Artık bagetler küçük darbeler vurmuyordu. Artık sesi de, şiddeti de yükseliyordu. Artık flüt ve kemanlar fısıldamıyordu, daha yüksek tondan ruhuma akıyordu. Ve Erhan’ın okşayışları bacağımı boydan boya daha hızlı geziniyordu. Ellerinin dokunuşunu her noktama ulaştırıyordu. Bacaklarımın arasına süzülüyor, oradan altlardaki noktalara dokunarak onları koltuktan kaldırmama ve dokunuşuna yer açmama neden oluyordu.
Müzik yükseldikçe benim bedenim de koltuktan yukarı süzülür oldu. Erhan’ın dokunduğu yeri sanki ona uzatıyordum. Onun ellerinde okşanmaya muhtaç ve itaatkârdım. O ne isterse idi. O bana ne verirse idi. Hepsiyle mutlu olmaya mahkûmdum.
Hep aynı melodi… Hep aynı ritim… Artan şiddet. Benim içimde de aynısı yaşanıyordu. Parmakların bacaklarımın arasına süzülüp ıslak, titrek, şişkin kadınlığıma dokunup geçivermesi, o şiddeti müziğin kat kat üzerine taşıyordu. Notalarla oynuyordu Erhan. Pes seslerde bacaklarıma iniyor, tizleştikçe vajinama kaçamak bir dokunuş bırakıveriyordu.
Bedenimi son molekülüme kadar hissediyordum. Dudaklarım kuruydu. Islatıyordum ama kuruyordu. Her hücrem tir tir titriyordu. O an ateşim ölçülse, derece bozuk olduğunu sanırdı. Ciğerlerim aldığı havaya doyamıyordu. İçeriye çöl sıcakları doluyordu. Kanım damarlarımda girdaba kapılmış bir kontrolsüzlükte dolanıyordu.
Artık bacaklarımdan çıkmış, göğüslerimin etrafında dönüyordu parmaklar. Her dokunuşta ben yükseliyordum. Her tiz seste Erhan tenimdeki baskısını artırıyordu. Notalara göre yoğuruyordu onları. Hafiflediğinde okşuyor, yükseldiğinde sıkıyordu.
Sesler yükseldikçe artık nefesimi duyamaz olmuştum. Sadece o dokunuşları duyabiliyordum. Boynuma, oradan dudaklarıma, sonra da ağzımın içine süzüldü notalar. Tadımı aldım müzikte.
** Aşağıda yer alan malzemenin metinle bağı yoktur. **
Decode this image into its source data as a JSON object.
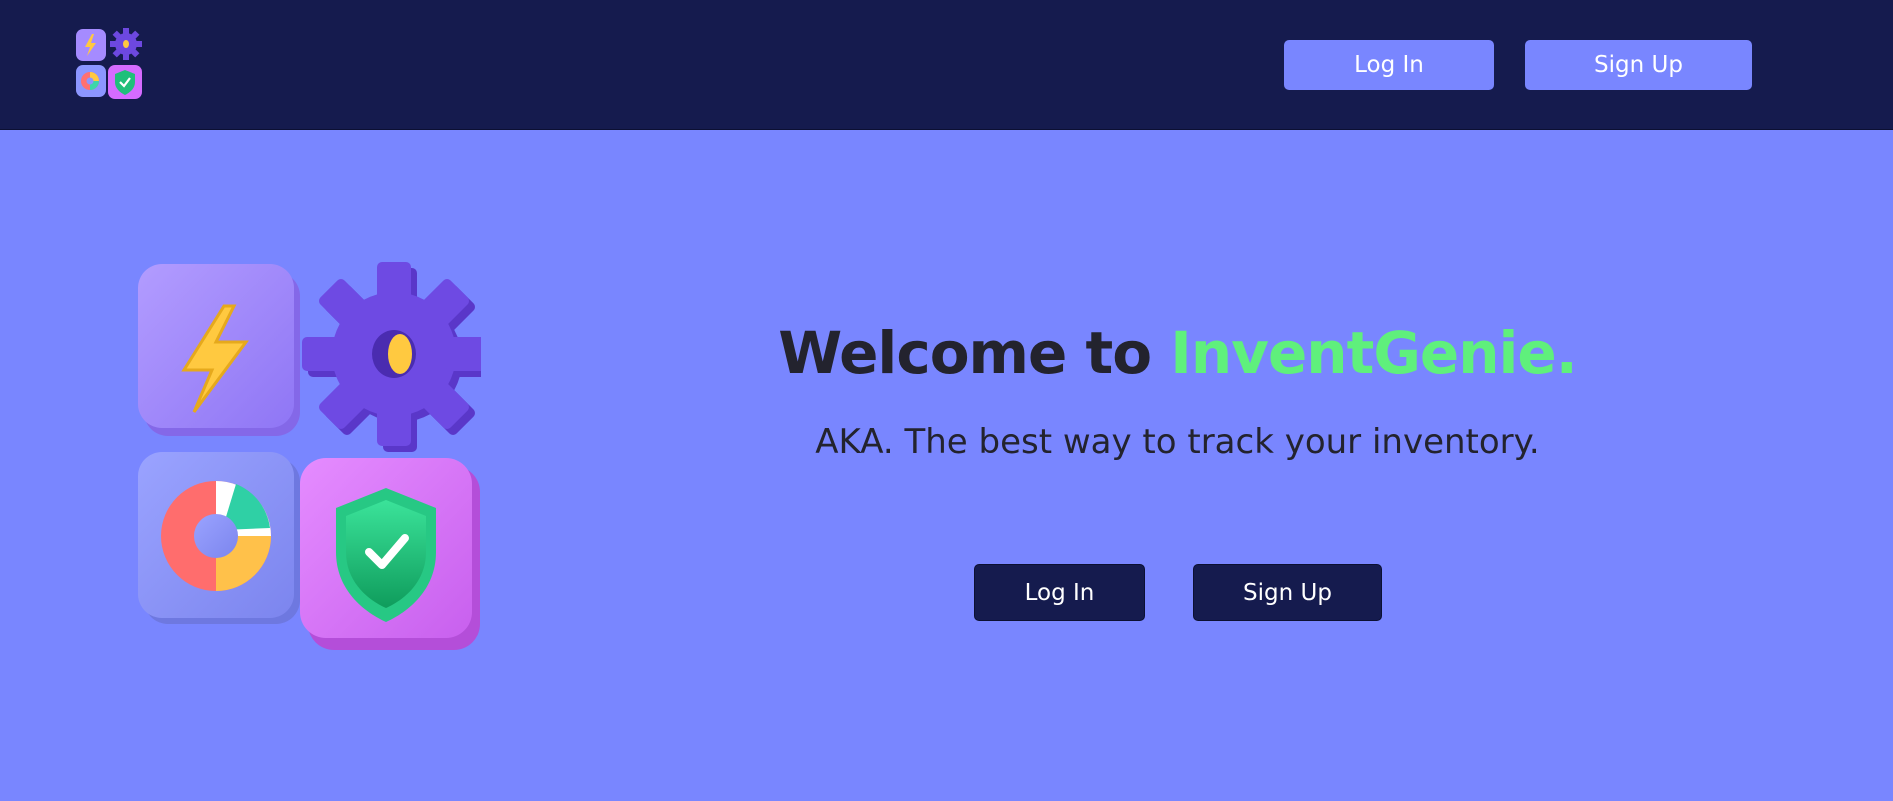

Erhan’ın ıslak parmaklarını daha da ıslattım, katıldım ben de müziğe. Bir enstrüman da bendim artık. Dans ediyor, inliyor, yaşamın doruğunu keşfediyordum.
Eli sanki kocamandı. Çenemden aşağı göğüslerime, oradan göbeğime, karnıma, bacaklarıma iniyor, her yerimi aynı anda okşayıp yakıyor, sonra yeniden yukarıya çıkıyordu. Müzikle hızlanmıştı. Müzikle sertleşmişti dokunuşları.
Bacağımın birisini bileğimden kavrayıp yukarı kaldırdığını ve kucağına koyduğunu, ayağım onun sertliğine dokunduğu an anladım. Bileğimden, bırakmayacak gibi sıkı sıkı kavramıştı. Tamamen açmıştı beni. Oradaydım, onun önünde. Diğer bacağımı da ben kıvırıp koltukta diğer yana açtım. Notalar artık neredeyse vajinama sürtünüyor, bagetler ıslak dudaklara vuruyordu. Belki de Erhan’ın parmaklarıydı o dokunan. Beni aralıyor, açıyor, bastırıyor ve durmaksızın akıtıyordu.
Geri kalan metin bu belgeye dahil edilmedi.